Restraining a partner can be incredibly hot. “Being restrained can make you feel vulnerable, exposed, objectified, etc. Having a partner bound before you can make you feel powerful, awed, sadistic, protective… You might be surprised at how bondage can inspire your sexual creativity,” I pointed out. Like any kink, bondage isn’t for everyone – but it’s also not one-size-fits-all!

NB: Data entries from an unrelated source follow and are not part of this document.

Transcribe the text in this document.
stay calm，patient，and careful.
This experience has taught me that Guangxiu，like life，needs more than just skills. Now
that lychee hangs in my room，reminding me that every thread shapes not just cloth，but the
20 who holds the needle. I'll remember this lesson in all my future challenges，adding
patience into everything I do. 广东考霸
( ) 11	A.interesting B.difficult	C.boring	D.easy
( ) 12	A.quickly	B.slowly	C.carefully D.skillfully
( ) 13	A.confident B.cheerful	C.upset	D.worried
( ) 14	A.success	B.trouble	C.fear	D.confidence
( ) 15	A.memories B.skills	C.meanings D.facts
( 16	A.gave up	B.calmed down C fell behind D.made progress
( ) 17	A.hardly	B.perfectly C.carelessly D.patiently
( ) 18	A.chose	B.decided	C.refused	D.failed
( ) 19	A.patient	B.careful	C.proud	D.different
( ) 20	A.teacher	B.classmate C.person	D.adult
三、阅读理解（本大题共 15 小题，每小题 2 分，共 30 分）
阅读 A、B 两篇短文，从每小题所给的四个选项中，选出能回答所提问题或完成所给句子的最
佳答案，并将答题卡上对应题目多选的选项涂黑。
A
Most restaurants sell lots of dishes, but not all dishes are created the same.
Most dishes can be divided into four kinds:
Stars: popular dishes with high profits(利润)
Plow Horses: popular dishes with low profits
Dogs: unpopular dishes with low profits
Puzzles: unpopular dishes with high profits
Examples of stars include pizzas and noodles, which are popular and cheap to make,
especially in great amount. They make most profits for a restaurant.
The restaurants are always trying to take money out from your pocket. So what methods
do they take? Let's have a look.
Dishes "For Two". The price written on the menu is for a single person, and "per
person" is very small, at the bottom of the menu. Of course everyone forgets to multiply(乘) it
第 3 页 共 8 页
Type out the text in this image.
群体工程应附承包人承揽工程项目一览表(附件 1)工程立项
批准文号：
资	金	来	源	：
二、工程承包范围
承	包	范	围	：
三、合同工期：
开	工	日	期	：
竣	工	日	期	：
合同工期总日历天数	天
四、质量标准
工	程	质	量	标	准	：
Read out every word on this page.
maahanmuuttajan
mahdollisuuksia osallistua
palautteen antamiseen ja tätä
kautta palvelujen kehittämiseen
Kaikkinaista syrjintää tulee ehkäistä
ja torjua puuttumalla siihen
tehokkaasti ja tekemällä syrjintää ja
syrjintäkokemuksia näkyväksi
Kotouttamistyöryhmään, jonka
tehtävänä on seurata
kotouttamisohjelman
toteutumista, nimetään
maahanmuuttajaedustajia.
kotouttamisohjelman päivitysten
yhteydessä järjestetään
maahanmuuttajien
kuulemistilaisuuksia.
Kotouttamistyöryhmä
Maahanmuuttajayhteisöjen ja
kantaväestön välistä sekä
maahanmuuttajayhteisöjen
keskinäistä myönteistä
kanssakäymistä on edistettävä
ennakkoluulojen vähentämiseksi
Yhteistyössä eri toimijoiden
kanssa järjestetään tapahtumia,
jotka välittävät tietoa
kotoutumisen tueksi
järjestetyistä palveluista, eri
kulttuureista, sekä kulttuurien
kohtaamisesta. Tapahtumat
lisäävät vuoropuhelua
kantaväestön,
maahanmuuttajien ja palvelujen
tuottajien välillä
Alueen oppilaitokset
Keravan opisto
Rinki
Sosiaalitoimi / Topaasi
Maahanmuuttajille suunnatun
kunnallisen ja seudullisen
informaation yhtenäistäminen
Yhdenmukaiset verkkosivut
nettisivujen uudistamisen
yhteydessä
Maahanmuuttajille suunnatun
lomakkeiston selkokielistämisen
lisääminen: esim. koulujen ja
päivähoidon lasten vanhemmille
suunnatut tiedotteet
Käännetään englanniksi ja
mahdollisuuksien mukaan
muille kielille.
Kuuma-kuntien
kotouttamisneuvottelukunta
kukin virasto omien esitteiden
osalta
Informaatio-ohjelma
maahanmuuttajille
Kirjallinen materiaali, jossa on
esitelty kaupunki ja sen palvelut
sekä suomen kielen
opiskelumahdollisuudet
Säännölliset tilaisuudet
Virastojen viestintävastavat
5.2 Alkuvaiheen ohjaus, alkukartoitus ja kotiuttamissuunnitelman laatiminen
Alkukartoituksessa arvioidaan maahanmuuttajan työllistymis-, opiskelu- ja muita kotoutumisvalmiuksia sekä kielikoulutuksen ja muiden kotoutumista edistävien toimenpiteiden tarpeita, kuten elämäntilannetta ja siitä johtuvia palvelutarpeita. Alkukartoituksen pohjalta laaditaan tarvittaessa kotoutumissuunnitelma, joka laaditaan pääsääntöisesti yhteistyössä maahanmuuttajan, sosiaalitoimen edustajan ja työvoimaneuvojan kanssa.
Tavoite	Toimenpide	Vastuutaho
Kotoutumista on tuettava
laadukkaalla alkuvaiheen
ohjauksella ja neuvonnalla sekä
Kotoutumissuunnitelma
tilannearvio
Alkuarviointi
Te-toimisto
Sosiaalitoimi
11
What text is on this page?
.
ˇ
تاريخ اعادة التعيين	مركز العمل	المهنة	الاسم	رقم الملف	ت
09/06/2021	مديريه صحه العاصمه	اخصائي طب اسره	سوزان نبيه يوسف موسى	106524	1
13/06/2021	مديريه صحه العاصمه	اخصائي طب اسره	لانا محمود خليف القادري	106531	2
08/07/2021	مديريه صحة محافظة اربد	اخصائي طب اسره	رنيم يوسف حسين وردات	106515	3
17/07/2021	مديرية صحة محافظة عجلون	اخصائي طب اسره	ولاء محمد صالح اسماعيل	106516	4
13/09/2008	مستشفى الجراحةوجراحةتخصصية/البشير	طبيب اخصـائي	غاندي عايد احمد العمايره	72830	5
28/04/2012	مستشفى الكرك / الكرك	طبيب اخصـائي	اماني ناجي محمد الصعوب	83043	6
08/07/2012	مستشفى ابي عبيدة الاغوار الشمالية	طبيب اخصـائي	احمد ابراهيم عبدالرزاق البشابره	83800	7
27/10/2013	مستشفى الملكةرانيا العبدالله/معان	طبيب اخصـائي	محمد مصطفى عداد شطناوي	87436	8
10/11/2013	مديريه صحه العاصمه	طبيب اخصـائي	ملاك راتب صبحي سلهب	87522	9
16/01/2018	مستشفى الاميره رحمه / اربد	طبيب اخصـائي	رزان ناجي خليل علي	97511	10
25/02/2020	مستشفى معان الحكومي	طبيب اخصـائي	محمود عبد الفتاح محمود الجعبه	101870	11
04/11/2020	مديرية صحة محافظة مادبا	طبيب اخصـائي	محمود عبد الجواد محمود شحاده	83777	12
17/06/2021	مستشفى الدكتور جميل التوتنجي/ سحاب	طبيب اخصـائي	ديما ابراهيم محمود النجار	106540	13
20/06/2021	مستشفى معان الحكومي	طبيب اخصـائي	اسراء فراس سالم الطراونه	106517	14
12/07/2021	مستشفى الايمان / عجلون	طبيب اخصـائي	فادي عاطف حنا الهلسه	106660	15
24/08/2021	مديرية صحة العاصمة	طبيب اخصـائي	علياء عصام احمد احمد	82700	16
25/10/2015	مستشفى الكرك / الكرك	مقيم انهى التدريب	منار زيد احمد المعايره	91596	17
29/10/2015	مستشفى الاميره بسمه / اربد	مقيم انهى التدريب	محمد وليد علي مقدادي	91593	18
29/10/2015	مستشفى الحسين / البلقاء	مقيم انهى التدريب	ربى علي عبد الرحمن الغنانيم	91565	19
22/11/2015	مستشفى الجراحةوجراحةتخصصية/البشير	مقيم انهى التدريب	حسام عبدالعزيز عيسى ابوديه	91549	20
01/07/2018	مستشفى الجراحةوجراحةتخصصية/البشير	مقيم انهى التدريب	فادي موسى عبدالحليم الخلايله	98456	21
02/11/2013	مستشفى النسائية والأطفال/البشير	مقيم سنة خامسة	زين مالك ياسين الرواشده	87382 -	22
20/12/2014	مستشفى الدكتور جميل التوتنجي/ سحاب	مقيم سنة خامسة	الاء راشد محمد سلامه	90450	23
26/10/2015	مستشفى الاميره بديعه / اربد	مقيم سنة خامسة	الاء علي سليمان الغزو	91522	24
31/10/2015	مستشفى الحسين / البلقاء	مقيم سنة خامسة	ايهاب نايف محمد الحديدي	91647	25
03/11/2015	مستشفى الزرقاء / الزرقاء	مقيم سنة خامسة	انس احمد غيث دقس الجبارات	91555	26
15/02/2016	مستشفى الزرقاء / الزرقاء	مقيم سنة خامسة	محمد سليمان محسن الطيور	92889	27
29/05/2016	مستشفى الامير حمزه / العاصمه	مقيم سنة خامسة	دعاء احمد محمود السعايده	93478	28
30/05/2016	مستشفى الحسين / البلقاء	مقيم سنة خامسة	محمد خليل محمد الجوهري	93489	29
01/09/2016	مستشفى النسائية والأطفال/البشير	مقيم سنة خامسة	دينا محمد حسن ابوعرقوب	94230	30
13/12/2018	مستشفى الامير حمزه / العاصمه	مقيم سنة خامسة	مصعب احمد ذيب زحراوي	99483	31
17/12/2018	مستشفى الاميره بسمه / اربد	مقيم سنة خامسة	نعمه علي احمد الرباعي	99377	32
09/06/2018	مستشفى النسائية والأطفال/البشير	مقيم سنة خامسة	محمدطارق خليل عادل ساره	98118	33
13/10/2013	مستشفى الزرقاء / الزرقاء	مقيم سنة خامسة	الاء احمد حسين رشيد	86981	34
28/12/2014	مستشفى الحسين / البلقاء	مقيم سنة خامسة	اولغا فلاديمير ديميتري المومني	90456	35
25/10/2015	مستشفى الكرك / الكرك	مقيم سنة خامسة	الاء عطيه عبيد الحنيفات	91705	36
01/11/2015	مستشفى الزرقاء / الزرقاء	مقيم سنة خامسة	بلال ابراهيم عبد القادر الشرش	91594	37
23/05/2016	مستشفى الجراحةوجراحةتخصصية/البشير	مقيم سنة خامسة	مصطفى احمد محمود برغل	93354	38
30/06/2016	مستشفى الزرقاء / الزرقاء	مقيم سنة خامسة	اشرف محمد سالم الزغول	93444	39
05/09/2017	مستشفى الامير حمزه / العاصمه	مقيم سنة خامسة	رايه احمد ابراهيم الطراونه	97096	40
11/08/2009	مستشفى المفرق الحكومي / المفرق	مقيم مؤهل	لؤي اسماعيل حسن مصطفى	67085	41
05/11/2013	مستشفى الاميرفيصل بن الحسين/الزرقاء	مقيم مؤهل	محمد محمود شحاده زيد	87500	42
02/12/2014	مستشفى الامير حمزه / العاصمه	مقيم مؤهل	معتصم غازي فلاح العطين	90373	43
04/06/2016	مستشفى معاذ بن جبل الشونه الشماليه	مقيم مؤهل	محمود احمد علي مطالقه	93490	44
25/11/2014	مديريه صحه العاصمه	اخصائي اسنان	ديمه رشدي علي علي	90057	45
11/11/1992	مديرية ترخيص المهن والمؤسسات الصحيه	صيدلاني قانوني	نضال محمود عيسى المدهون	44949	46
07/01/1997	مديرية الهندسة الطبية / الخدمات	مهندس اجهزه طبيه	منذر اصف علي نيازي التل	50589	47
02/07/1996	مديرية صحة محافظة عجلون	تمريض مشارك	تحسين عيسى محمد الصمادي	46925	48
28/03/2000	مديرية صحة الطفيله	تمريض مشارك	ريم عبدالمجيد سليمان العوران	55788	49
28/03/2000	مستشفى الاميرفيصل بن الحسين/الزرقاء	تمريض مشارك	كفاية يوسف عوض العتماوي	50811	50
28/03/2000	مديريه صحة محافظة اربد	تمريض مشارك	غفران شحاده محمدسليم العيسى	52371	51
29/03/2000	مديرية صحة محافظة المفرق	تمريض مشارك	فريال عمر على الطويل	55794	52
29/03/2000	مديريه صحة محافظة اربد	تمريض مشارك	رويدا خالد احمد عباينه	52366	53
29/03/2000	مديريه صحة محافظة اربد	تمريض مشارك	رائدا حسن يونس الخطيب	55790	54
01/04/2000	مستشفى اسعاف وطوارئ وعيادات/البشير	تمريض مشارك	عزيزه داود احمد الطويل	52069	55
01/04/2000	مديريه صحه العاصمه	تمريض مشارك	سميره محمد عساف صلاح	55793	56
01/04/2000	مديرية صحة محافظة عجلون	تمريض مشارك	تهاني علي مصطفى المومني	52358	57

You can experiment with limited restraint, like having a single hand bound to the headboard, or letting a partner hold you by a leash.
If you need some ideas about what to do once you or a partner is tied up, here’s five suggestions.
- Play with “discipline.”
Has your partner been naughty lately? Maybe they’ve been dressing sexy around the house, or they’ve been giving you too many flirty glances while you’re trying to work from home. Maybe it’s time you give them a consensual time out with no underwear, or a paddle spanking.
Giving or receiving play discipline can easily bring out feelings of dominance or submission. It’s one of the most obvious exercises of authority. Whether you’re submitting to sexy punishment for a fake offense, or you’re asking a partner hold you accountable to your to-do list by giving/denying orgasms, discipline can be a fun vehicle for submission.
- Restrict a sense.
Blindfolds, headphones (with a sexy soundtrack), ball gags – these are just a few of the tools that can be used to limit your senses. Like restraints, sense restriction is a form of bondage, and it can inspire feelings of vulnerability and dependence. A creative dominant partner can take advantage of your more attuned senses (like touch, if you’re both blindfolded and wearing earplugs) to control your sensory experience and bring you to toe-curling heights.
- Use titles/honorifics that imply a power dynamic.
You’ve probably heard a lot of kinky petnames: sir, daddy, goddess, little one, mxtress, kitten, boi, etc. You might be surprised how quickly using names like that – or having them used for you – evokes a feeling of dominance or submission. Whether you’re speaking the title with respect, possessiveness, reverence, or playful brattiness, a special name you use while experimenting with power play can serve as an anchor to that headspace.
If petnames suit your play style, you might enjoy exploring further by incorporating more dominance and submission to your dirty talk. Giving (or asking for) orders, asking questions, flirting in accordance to your role – these dynamics can add a lot of flavor to your verbal exchanges.
- Utilize impact play.
“What do I mean by “impact play”? The definition is right in the name: it’s playing with impact sensations. That means spanking, flogging, slapping, etc,” I explained in a recent video for Peepshow. “There are two cores to impact play: sensation and atmosphere. Sensation is the physical feelings you get from impact. Atmosphere is the mood of the scene, the build-up, the dynamic you have with your partners. Literally everything going on around the impact.”
Impact play can be paired with discipline, bondage, role play, humiliation… It’s a great tool to bring out feelings of dominance or submission because it heightens your awareness of who’s consensually in control, and of the ways your bodies can be used to create or experience sensation.